The story’s set in Brazil and Argentina in the 1960s and 1970s, when totalitarian regimes were taking over both countries—with our help. I believe it had to do with our overblown fear of communism. Nevertheless, the music is wonderful, the music and the talk about music in many interviews with well-known musicians. They all describe Tenório as a gentle person and a gifted musician. Tenório says, “I know how to play the piano. I don’t know how to make money.”
The film aroused dark memories of Latin American Boom era literature I read in those decades and after—about the desaparecidos, their tortured bodies dropped into the sea, babies stolen, innocent people snatched off the street. The film gives only glimpses of that, but it is enough. The Madres of the Plaza de Mayo, first to defy the Argentinian regime, stood on that Plaza month after month with photos of their disappeared loved ones in their hands.
This is what happens when authoritarians seize power like they tried to do here with their pretense that the election was rigged while they attempted to do exactly that—rig the election. Authoritarians ban books, call those who oppose them vermin, seek to silence opposition, ignore the rule of law.
At the fine Mexican film we saw, Tótem—bittersweetly lovely—the woman next to me said she thought Florida was a good place to retire but couldn’t take the MAGA cult atmosphere there or the book-banning governor, so is now happily living in Colorado. Individual rights are compromised wherever a dictator holds power. I’m off topic. But this is serious.

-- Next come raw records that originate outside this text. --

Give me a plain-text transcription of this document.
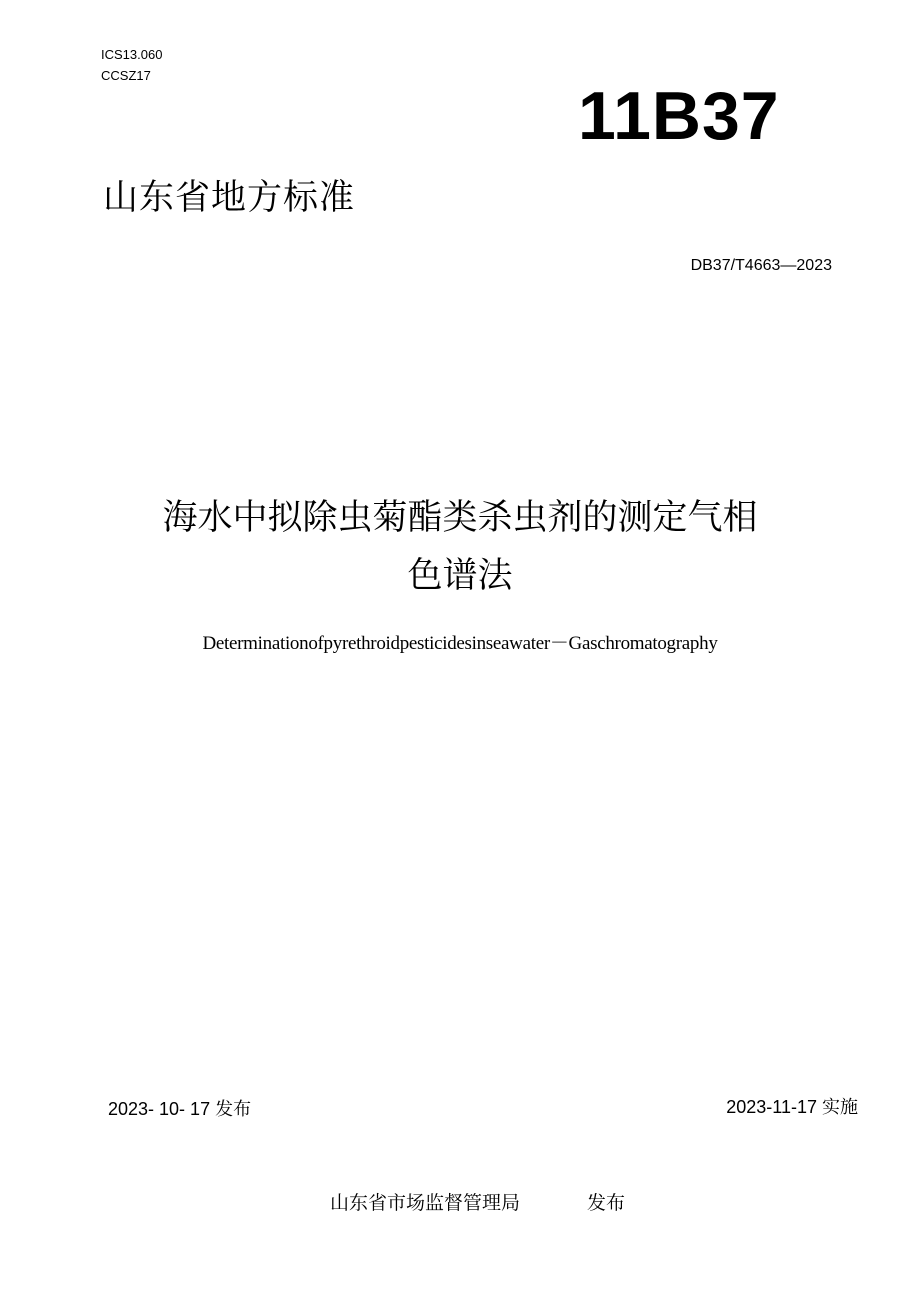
ICS13.060
CCSZ17
11B37
山东省地方标准
DB37/T4663—2023
海水中拟除虫菊酯类杀虫剂的测定气相
色谱法
Determinationofpyrethroidpesticidesinseawater－Gaschromatography
2023- 10- 17 发布	2023-11-17 实施
山东省市场监督管理局	发布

Tenório was thought to be the best pianist of his time and place. He came back to the Buenos Aires hotel late from a gig played, went out for cigarettes or a sandwich or an aspirin. Oblivious to politics, he made a foreigner’s mistake, going out on the street at two a.m. His long hair made him suspect. He had a musician’s union card in his wallet, marking him as likely to have communist tendencies. Thrown into a car, he was never seen again. The film unearths what happened to him, how he died.

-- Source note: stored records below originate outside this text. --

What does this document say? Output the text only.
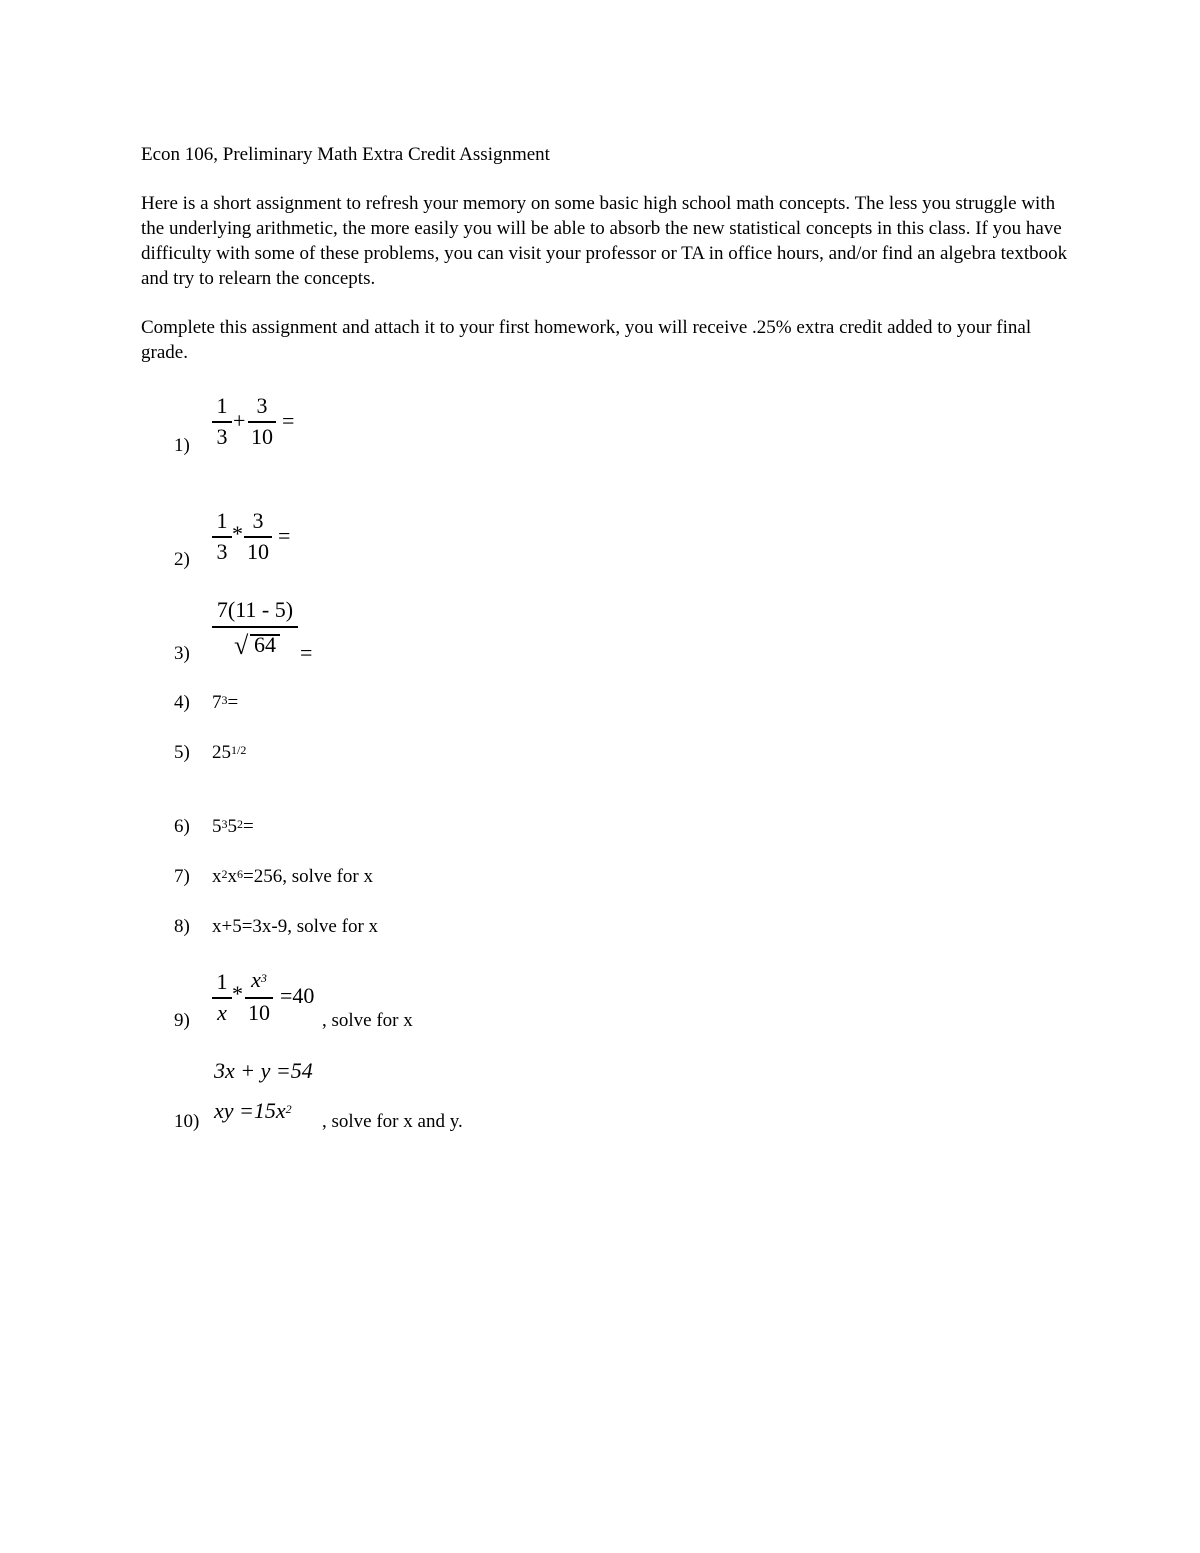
Econ 106, Preliminary Math Extra Credit Assignment
Here is a short assignment to refresh your memory on some basic high school math concepts. The less you struggle with the underlying arithmetic, the more easily you will be able to absorb the new statistical concepts in this class. If you have difficulty with some of these problems, you can visit your professor or TA in office hours, and/or find an algebra textbook and try to relearn the concepts.
Complete this assignment and attach it to your first homework, you will receive .25% extra credit added to your final grade.
1)
1
3
+
3
10
=
2)
1
3
*
3
10
=
3)
7(11 - 5)
√ 64 =
4) $7^3=$
5) $25^{1/2}$
6) $5^35^2=$
7) $x^2x^6=256$, solve for x
8) x+5=3x-9, solve for x
9)
1
x
*
$x^3$
10
=40
, solve for x
10)
3x + y =54
xy $=15x^2$
, solve for x and y.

Afterwards, we had a film festival experience, started a discussion with the couple next to us and the man, Mario, reminded us that Mariscal and Trueba did another film like this one, in 2010, Chico and Rita, set in Havana. We’d forgotten that, saw that film. It won awards.

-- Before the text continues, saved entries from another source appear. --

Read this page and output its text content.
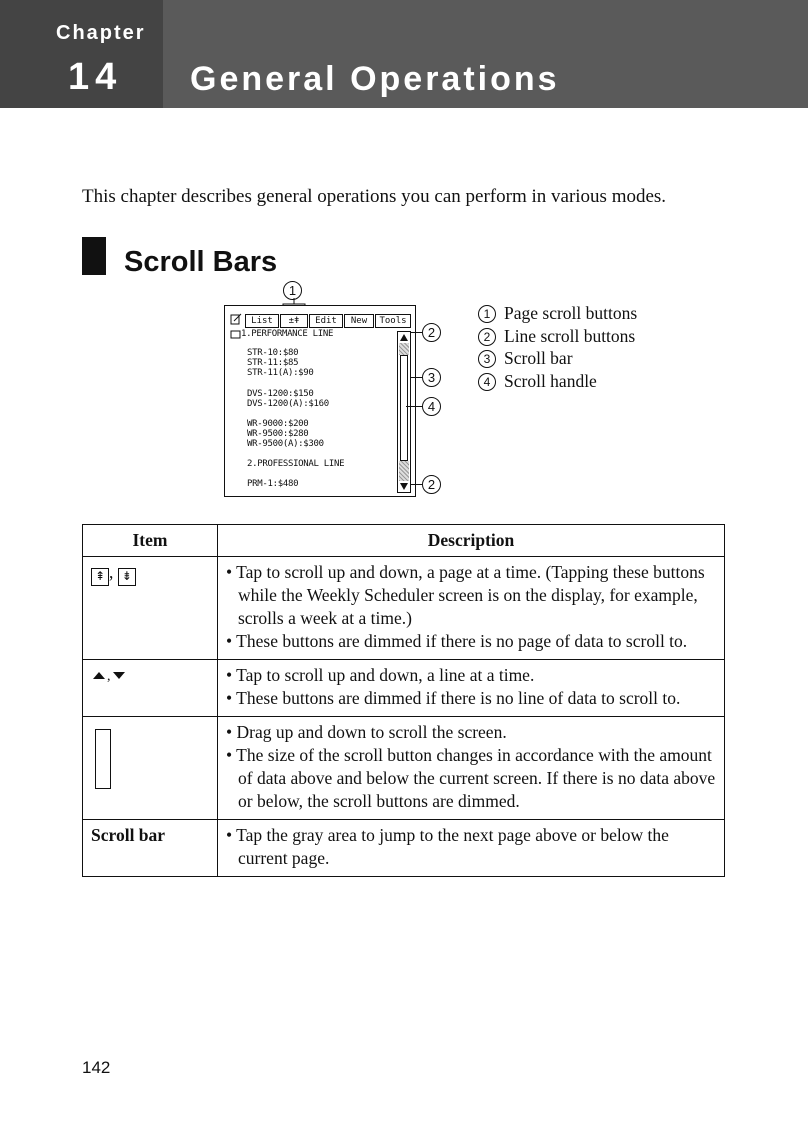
Chapter
14 General Operations
This chapter describes general operations you can perform in various modes.
Scroll Bars
1
List	±ǂ	Edit	New	Tools
1.PERFORMANCE LINE
STR-10:$80
STR-11:$85
STR-11(A):$90
DVS-1200:$150
DVS-1200(A):$160
WR-9000:$200
WR-9500:$280
WR-9500(A):$300
2.PROFESSIONAL LINE
PRM-1:$480
2
3
4
2
1 Page scroll buttons
2 Line scroll buttons
3 Scroll bar
4 Scroll handle
Item	Description
⇞ , ⇟	• Tap to scroll up and down, a page at a time. (Tapping these buttons while the Weekly Scheduler screen is on the display, for example, scrolls a week at a time.)
• These buttons are dimmed if there is no page of data to scroll to.

,	• Tap to scroll up and down, a line at a time.
• These buttons are dimmed if there is no line of data to scroll to.

	• Drag up and down to scroll the screen.
• The size of the scroll button changes in accordance with the amount of data above and below the current screen. If there is no data above or below, the scroll buttons are dimmed.

Scroll bar	• Tap the gray area to jump to the next page above or below the current page.
142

Phil and Mario tried to remember the first Joao Gilberto album, which they both were sure they owned, and promised to email each other about it. Mario teaches computer science at DU and took guitar lessons from Ricardo Iznaola. We know Ricardo and Victoria, good friends of our good friends who taught cello at DU and then there we stood in a crowded theatre lobby, at two degrees of separation. It made for a warm ending to our festival, an example of connections, of our common humanity, although the film had reminded us of how easily those things can be forgotten.
If you love music, please see this film when it, we hope, comes to theaters, or maybe when it’s available for streaming. A mystery and a documentary, all beautifully animated, that will give you a new perspective on the music we think of a carefree and truly hip. There are not that many films about jazz, so look for this one and add it to your memory banks.
A sombre note: back in the late ’70s, when I was working at the downtown Denver Public Library as a Science Librarian, I was put in charge of sorting out the US government documents. While exploring various subjects, I came across documents filed with the Feds from Amnesty International concerning their investigations into the activities of the Argentinian government during the repressive “practices” of that country in the ’60s and ’70s. Whatever we as concerned citizens read about that tragic era in Argentina did not come close to what was documented by Amnesty International.
I wish I had had access to those documents when I was involved in Peace and Antiwar marches and other activities in the late ’60s and early ’70s. They would have made the Pentagon Papers revelations appear as insignificant as reading labels on cereal boxes.
Michael, it was my reading of Latin American literature during that period and from those years that motivated me to join Amnesty International, and I’ve remained a member ever since.